UC Berkeley

The FK506-binding proteins (FKBPs) and cyclophilins (CYPs), collectively called immunophilins, were originally discovered as cellular receptors for immunosuppressive drugs FK506 and cyclosporine A. A common feature of immunophilins is their peptidyl-prolyl cis/trans isomerase (PPIase) activity that often functions in protein folding. These proteins exist in a wide range of organisms from bacteria to animals and plants. The abundance and diversity of immunophilins identified to date underlie the functional versatility of this protein family. In plants, immunophilins are present in various cellular compartments and, in particular, they constitute a significant portion of the chloroplast proteome. Recent studies suggest that chloroplast immunophilins play important roles in assembly and maintenance of photosynthetic complexes. However, the majority of chloroplast immunophilins await detailed functional characterization.

As a first step to investigate plant chloroplast immunophilins, an evolutionary analysis was performed on sequences derived from eight representative species across a large evolutionary time-scale; from algae to higher plants. Multiple blast searches in these genomes resulted in identification of fifty CYPs and seventy-three FKBPs.
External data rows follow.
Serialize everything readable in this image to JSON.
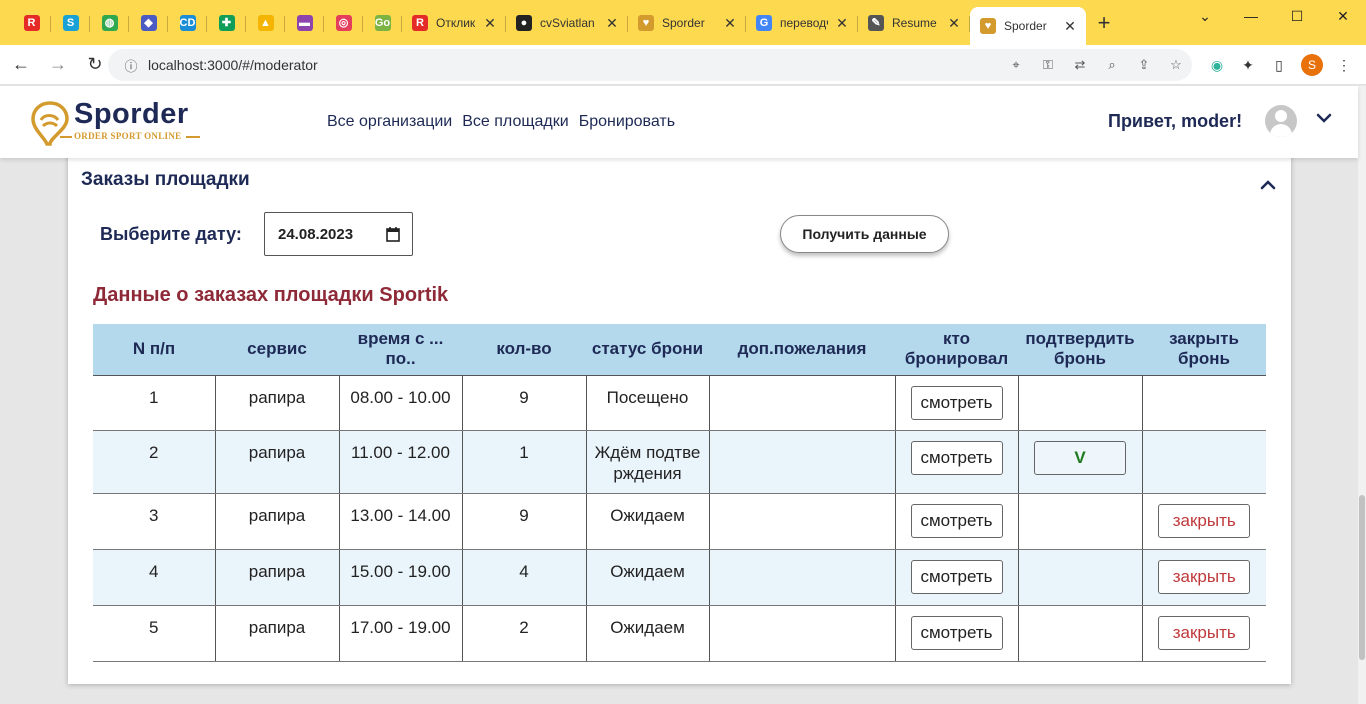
{
  "browser": {
    "pinned_tabs": [
      {
        "icon": "rabota-icon",
        "glyph": "R",
        "color": "#e52b27"
      },
      {
        "icon": "s-icon",
        "glyph": "S",
        "color": "#1aa1d6"
      },
      {
        "icon": "globe-icon",
        "glyph": "◍",
        "color": "#2fa84f"
      },
      {
        "icon": "shield-icon",
        "glyph": "◆",
        "color": "#4a5bc4"
      },
      {
        "icon": "cd-icon",
        "glyph": "CD",
        "color": "#1b8dd6"
      },
      {
        "icon": "sheets-icon",
        "glyph": "✚",
        "color": "#0f9d58"
      },
      {
        "icon": "drive-icon",
        "glyph": "▲",
        "color": "#f4b400"
      },
      {
        "icon": "purple-icon",
        "glyph": "▬",
        "color": "#8e44ad"
      },
      {
        "icon": "target-icon",
        "glyph": "◎",
        "color": "#e53e5c"
      },
      {
        "icon": "go-icon",
        "glyph": "Go",
        "color": "#7cb342"
      }
    ],
    "tabs": [
      {
        "title": "Отклик",
        "icon": "rabota-icon",
        "glyph": "R",
        "color": "#e52b27",
        "active": false
      },
      {
        "title": "cvSviatlan",
        "icon": "github-icon",
        "glyph": "●",
        "color": "#222222",
        "active": false
      },
      {
        "title": "Sporder",
        "icon": "sporder-icon",
        "glyph": "♥",
        "color": "#d39a2d",
        "active": false
      },
      {
        "title": "переводч",
        "icon": "google-icon",
        "glyph": "G",
        "color": "#4285f4",
        "active": false
      },
      {
        "title": "Resume",
        "icon": "resume-icon",
        "glyph": "✎",
        "color": "#555555",
        "active": false
      },
      {
        "title": "Sporder",
        "icon": "sporder-icon",
        "glyph": "♥",
        "color": "#d39a2d",
        "active": true
      }
    ],
    "url": "localhost:3000/#/moderator",
    "profile_letter": "S"
  },
  "header": {
    "brand": "Sporder",
    "tagline": "ORDER SPORT ONLINE",
    "nav": [
      "Все организации",
      "Все площадки",
      "Бронировать"
    ],
    "greeting": "Привет, moder!"
  },
  "section": {
    "title": "Заказы площадки",
    "date_label": "Выберите дату:",
    "date_value": "24.08.2023",
    "get_button": "Получить данные",
    "data_title": "Данные о заказах площадки Sportik"
  },
  "table": {
    "headers": [
      "N п/п",
      "сервис",
      "время с ... по..",
      "кол-во",
      "статус брони",
      "доп.пожелания",
      "кто бронировал",
      "подтвердить бронь",
      "закрыть бронь"
    ],
    "view_label": "смотреть",
    "confirm_label": "V",
    "close_label": "закрыть",
    "rows": [
      {
        "n": "1",
        "service": "рапира",
        "time": "08.00 - 10.00",
        "qty": "9",
        "status": "Посещено",
        "wishes": "",
        "confirm": false,
        "close": false
      },
      {
        "n": "2",
        "service": "рапира",
        "time": "11.00 - 12.00",
        "qty": "1",
        "status": "Ждём подтве рждения",
        "wishes": "",
        "confirm": true,
        "close": false
      },
      {
        "n": "3",
        "service": "рапира",
        "time": "13.00 - 14.00",
        "qty": "9",
        "status": "Ожидаем",
        "wishes": "",
        "confirm": false,
        "close": true
      },
      {
        "n": "4",
        "service": "рапира",
        "time": "15.00 - 19.00",
        "qty": "4",
        "status": "Ожидаем",
        "wishes": "",
        "confirm": false,
        "close": true
      },
      {
        "n": "5",
        "service": "рапира",
        "time": "17.00 - 19.00",
        "qty": "2",
        "status": "Ожидаем",
        "wishes": "",
        "confirm": false,
        "close": true
      }
    ]
  },
  "colors": {
    "tabstrip": "#fdd94f",
    "brand_navy": "#1e2a55",
    "accent_gold": "#d39a2d",
    "data_title": "#8e2a37",
    "table_header": "#b4d8ec",
    "confirm_green": "#1d7a1d",
    "close_red": "#c0393b"
  }
}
Sequence analysis and phylogenetic tree reconstruction indicated that chloroplast immunophilin proteins are largely conserved from green algae to higher plants.

Reverse genetics was employed in Arabidopsis, coupled with molecular and biochemical analyses, to examine the function of chloroplast immunophilins. Among them, CYP37 plays a critical role in response to high light stress. A cyp37 mutant displayed defect in anthocyanin accumulation under high light. Consistently, cyp37 accumulated higher levels of reactive oxygen species as compared to wild-type plants. Moreover, leaf chlorophyll fluorescence analysis indicated a higher electron transport rate in the mutant. However, thylakoid membrane protein composition was not significantly altered. Further yeast two-hybrid assays identified cyt f and PsbM as CYP37 interactors, suggesting that CYP37 may be involved in regulation of cytb₆f complex or photosystem II (PSII). Taken together, these results suggest CYP37 plays a role in defense mechanisms under high light stress conditions.

Functional redundancy appears to be a major feature among chloroplast immunophilins. Data collected herein suggest that AtCYP28 might be functionally redundant with other immunophilins as plants lacking CYP28 do not exhibit any phenotypic change under a number of stress conditions. To further address the potential functional redundancy of immunophilins, we generated double mutants between four FKBP single mutants (AtFKBP16-3, 16-4, 17-1, and 20-2). Among the double mutants produced, only the fkbp20-2/fkbp16-3 showed a significant phenotypic change under normal growth conditions. Plants lacking these two FKBPs were stunted in growth and their photosynthetic efficiency was compromised. FKBP20-2 interacted with CP43 and FKBP16-3 interacted with CP47 in a yeast two-hybrid assay. As both CYP43 and CP47 are subunits of the PSII complex, our data suggest that FKBP20-2 and FKBP16-3 may work together in the assembly/maintenance of PSII.

In conclusion, the work presented in this thesis supports the hypothesis that chloroplast immunophilins have distinct and overlapping functions. They serve as critical regulators in photosynthesis-related processes including the assembly of photosynthetic complexes and adaptation to various light intensities in the natural environment.